Неожиданно раскрывается вход в палатку, появляется заплаканная Сулакикан. Она держит что-то спрятанное в подоле юбки, пугливо оглядывается и бесшумно опускается рядом со мной, точно врастая в землю.

— Ты не обижайся, Лангара хороший человек и не ругай ее, что она верит в духов и всякие приметы. Старые люди другого не знали, — и, переводя дыхание, она подает мне аптечку.- Тут много лекарств от всяких разных болезней, но мы не понимаем их язык, что к чему. Ты помоги спасти моего ребенка. — Ее голос обрывается.

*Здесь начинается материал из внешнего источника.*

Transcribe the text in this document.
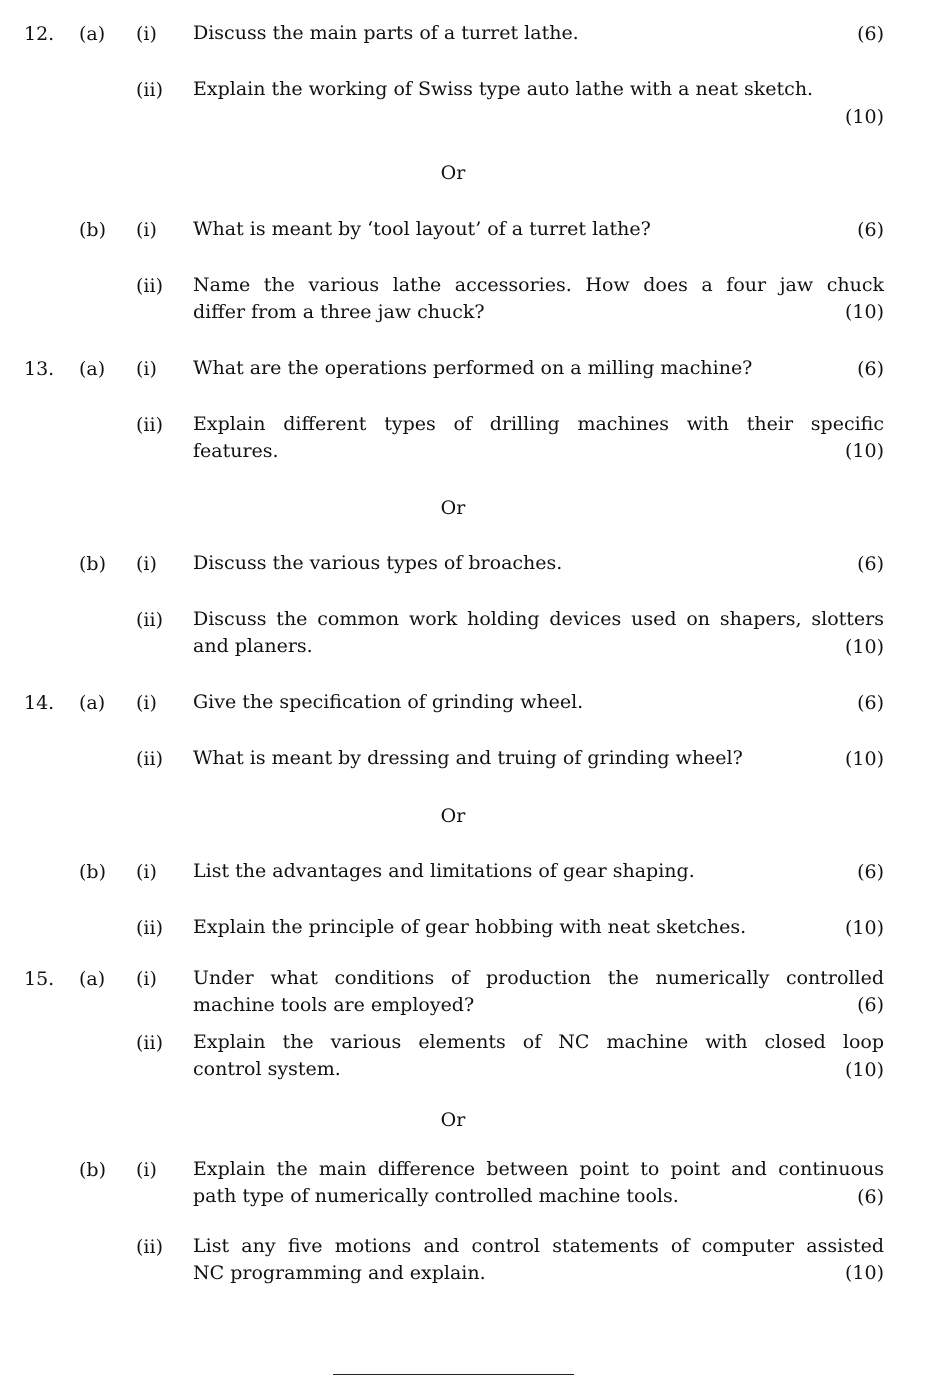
12. (a) (i) Discuss the main parts of a turret lathe.	(6)
(ii) Explain the working of Swiss type auto lathe with a neat sketch.
(10)
Or
(b) (i) What is meant by ‘tool layout’ of a turret lathe?	(6)
(ii) Name the various lathe accessories. How does a four jaw chuck
differ from a three jaw chuck?	(10)
13. (a) (i) What are the operations performed on a milling machine?	(6)
(ii) Explain different types of drilling machines with their specific
features.	(10)
Or
(b) (i) Discuss the various types of broaches.	(6)
(ii) Discuss the common work holding devices used on shapers, slotters
and planers.	(10)
14. (a) (i) Give the specification of grinding wheel.	(6)
(ii) What is meant by dressing and truing of grinding wheel?	(10)
Or
(b) (i) List the advantages and limitations of gear shaping.	(6)
(ii) Explain the principle of gear hobbing with neat sketches.	(10)
15. (a) (i) Under what conditions of production the numerically controlled
machine tools are employed?	(6)
(ii) Explain the various elements of NC machine with closed loop
control system.	(10)
Or
(b) (i) Explain the main difference between point to point and continuous
path type of numerically controlled machine tools.	(6)
(ii) List any five motions and control statements of computer assisted
NC programming and explain.	(10)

Она ловит мою руку и дрожащими губами шепчет:

— Спаси Аннушку!

Я открываю ящичек. В нем все перемешано, названия лекарств стерты от долгого пути во вьюках.

— Я сделаю все, что от меня зависит, Сулакикан. Павел вызовет к аппарату доктора, я ему расскажу про болезнь Аннушки, и он посоветует нам, как и чем ее надо лечить. А пока посмотрю в своей аптечке лекарства и что-нибудь дам девочке, чтобы ей стало легче.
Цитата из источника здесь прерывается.